Differentiation, derivatives and Taylor approximations: Differentiating exponential and logarithmic functions

Derivatives of hyperbolic functions and their inverses

The table below lists the derivatives of the hyperbolic functions and their inverses.

$\begin{array}{|c|c|} \hline \mathit{function} & \mathit{derivative} \\ \hline\\ \sinh(x) & \cosh(x) \\ \\ \cosh(x) & \sinh(x) \\ \\ \tanh(x) & \dfrac{1}{\cosh(x)^2}\\ \\ \hline\\ \mathrm{arsinh}(x) & \dfrac{1}{\sqrt{1+x^2}} \\ \\ \mathrm{arcosh}(x) & \dfrac{1}{\sqrt{x-1}\sqrt{x+1}} \\ \\ \mathrm{artanh}(x) & \dfrac{1}{1-x^2}\\ \\ \hline \end{array}$ What is immediately striking is that the derivative of a hyperbolic function is itself a hyperbolic function.

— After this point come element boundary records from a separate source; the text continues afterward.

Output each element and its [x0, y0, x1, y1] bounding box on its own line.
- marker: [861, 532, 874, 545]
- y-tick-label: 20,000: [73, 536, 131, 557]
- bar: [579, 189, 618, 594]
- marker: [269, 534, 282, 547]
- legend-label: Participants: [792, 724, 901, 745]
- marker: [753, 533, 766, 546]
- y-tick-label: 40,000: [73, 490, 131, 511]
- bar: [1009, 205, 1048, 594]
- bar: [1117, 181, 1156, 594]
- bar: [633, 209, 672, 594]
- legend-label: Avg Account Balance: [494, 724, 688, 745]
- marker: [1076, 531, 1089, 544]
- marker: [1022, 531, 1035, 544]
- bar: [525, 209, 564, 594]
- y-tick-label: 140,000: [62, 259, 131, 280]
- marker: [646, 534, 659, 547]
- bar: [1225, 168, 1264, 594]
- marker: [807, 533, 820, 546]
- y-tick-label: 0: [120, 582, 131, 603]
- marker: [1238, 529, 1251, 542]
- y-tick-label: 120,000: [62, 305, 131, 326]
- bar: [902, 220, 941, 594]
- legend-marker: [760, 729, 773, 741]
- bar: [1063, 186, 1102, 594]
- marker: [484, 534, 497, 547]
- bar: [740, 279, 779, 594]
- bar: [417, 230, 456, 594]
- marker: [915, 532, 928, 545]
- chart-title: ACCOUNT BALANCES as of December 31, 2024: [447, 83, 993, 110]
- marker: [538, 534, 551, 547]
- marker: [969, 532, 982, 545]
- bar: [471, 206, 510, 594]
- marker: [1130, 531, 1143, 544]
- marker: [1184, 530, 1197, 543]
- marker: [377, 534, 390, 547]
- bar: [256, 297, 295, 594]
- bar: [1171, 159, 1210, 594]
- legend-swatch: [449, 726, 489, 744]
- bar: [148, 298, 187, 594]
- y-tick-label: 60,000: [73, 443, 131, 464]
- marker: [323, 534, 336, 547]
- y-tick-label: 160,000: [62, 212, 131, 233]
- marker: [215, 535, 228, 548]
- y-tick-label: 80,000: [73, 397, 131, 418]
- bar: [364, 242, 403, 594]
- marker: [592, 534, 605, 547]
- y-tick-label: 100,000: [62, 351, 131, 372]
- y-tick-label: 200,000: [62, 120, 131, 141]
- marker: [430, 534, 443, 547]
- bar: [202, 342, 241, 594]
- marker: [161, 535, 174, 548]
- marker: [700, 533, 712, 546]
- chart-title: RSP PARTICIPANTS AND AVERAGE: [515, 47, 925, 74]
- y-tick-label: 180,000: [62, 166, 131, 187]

It is also striking that the derivative of an inverse hyperbolic function is a function which contains no hyperbolic function occurs anymore.

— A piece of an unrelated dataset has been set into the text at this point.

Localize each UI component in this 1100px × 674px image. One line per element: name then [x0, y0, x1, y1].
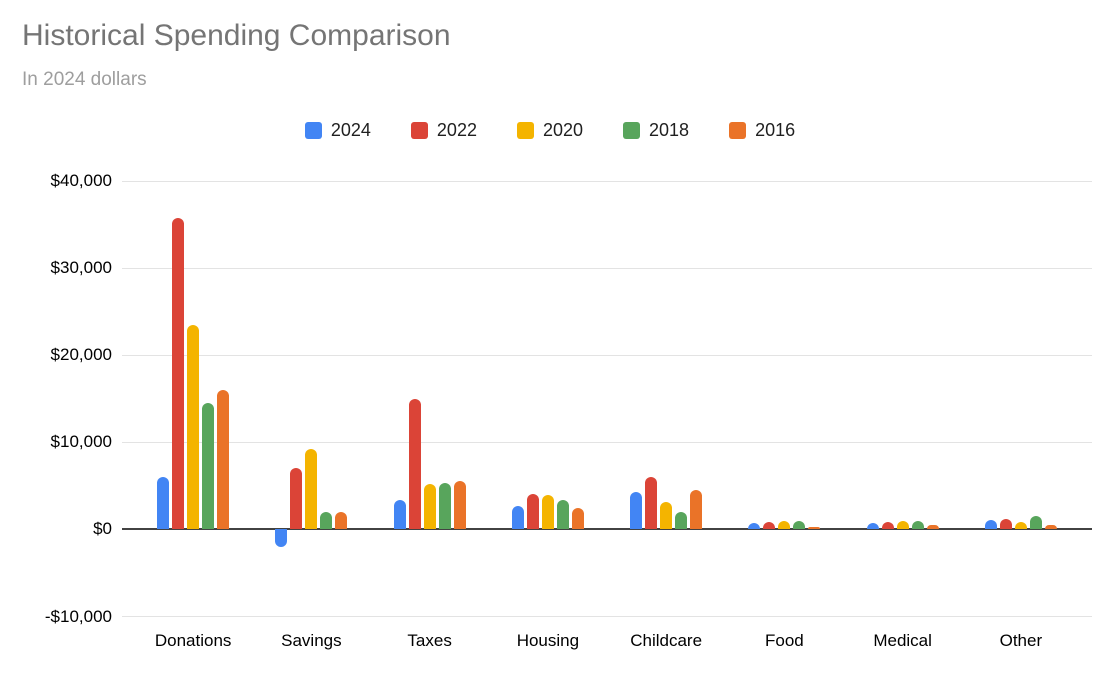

For math enthusiasts we present the proofs of some formulas.

$\begin{aligned}\frac{\dd}{\dd x}\sinh(x)&= \frac{\dd}{\dd x}\frac{e^x-\e^{-x}}{2}\\[0.25cm] &=\frac{e^x+\e^{-x}}{2}\\[0.25cm] &=\cosh(x)\\[0.25cm] \frac{\dd}{\dd x}\cosh(x)&=\frac{\dd}{\dd x}\frac{e^x+\e^{-x}}{2}\\[0.25cm] &= \frac{e^x-\e^{-x}}{2}\\[0.25cm] &= \sinh(x)\\[0.25cm]\frac{\dd}{\dd x}\mathrm{arsinh}(x) &= \frac{\dd}{\dd x}\ln\bigl(x+\sqrt{x^2+1}\bigr)\\[0.25cm]&=\frac{1+\dfrac{1}{2}\cdot\dfrac{1}{\sqrt{x^2+1}}\cdot 2x}{x+\sqrt{x^2+1}}\\[0.25cm]&=\frac{1+\dfrac{x}{\sqrt{x^2+1}}}{x+\sqrt{x^2+1}}\\[0.25cm] &=\frac{1}{\sqrt{x^2+1}}\cdot \frac{x+\sqrt{x^2+1}}{x+\sqrt{x^2+1}}\\[0.25cm]&=\frac{1}{\sqrt{x^2+1}}\end{aligned}$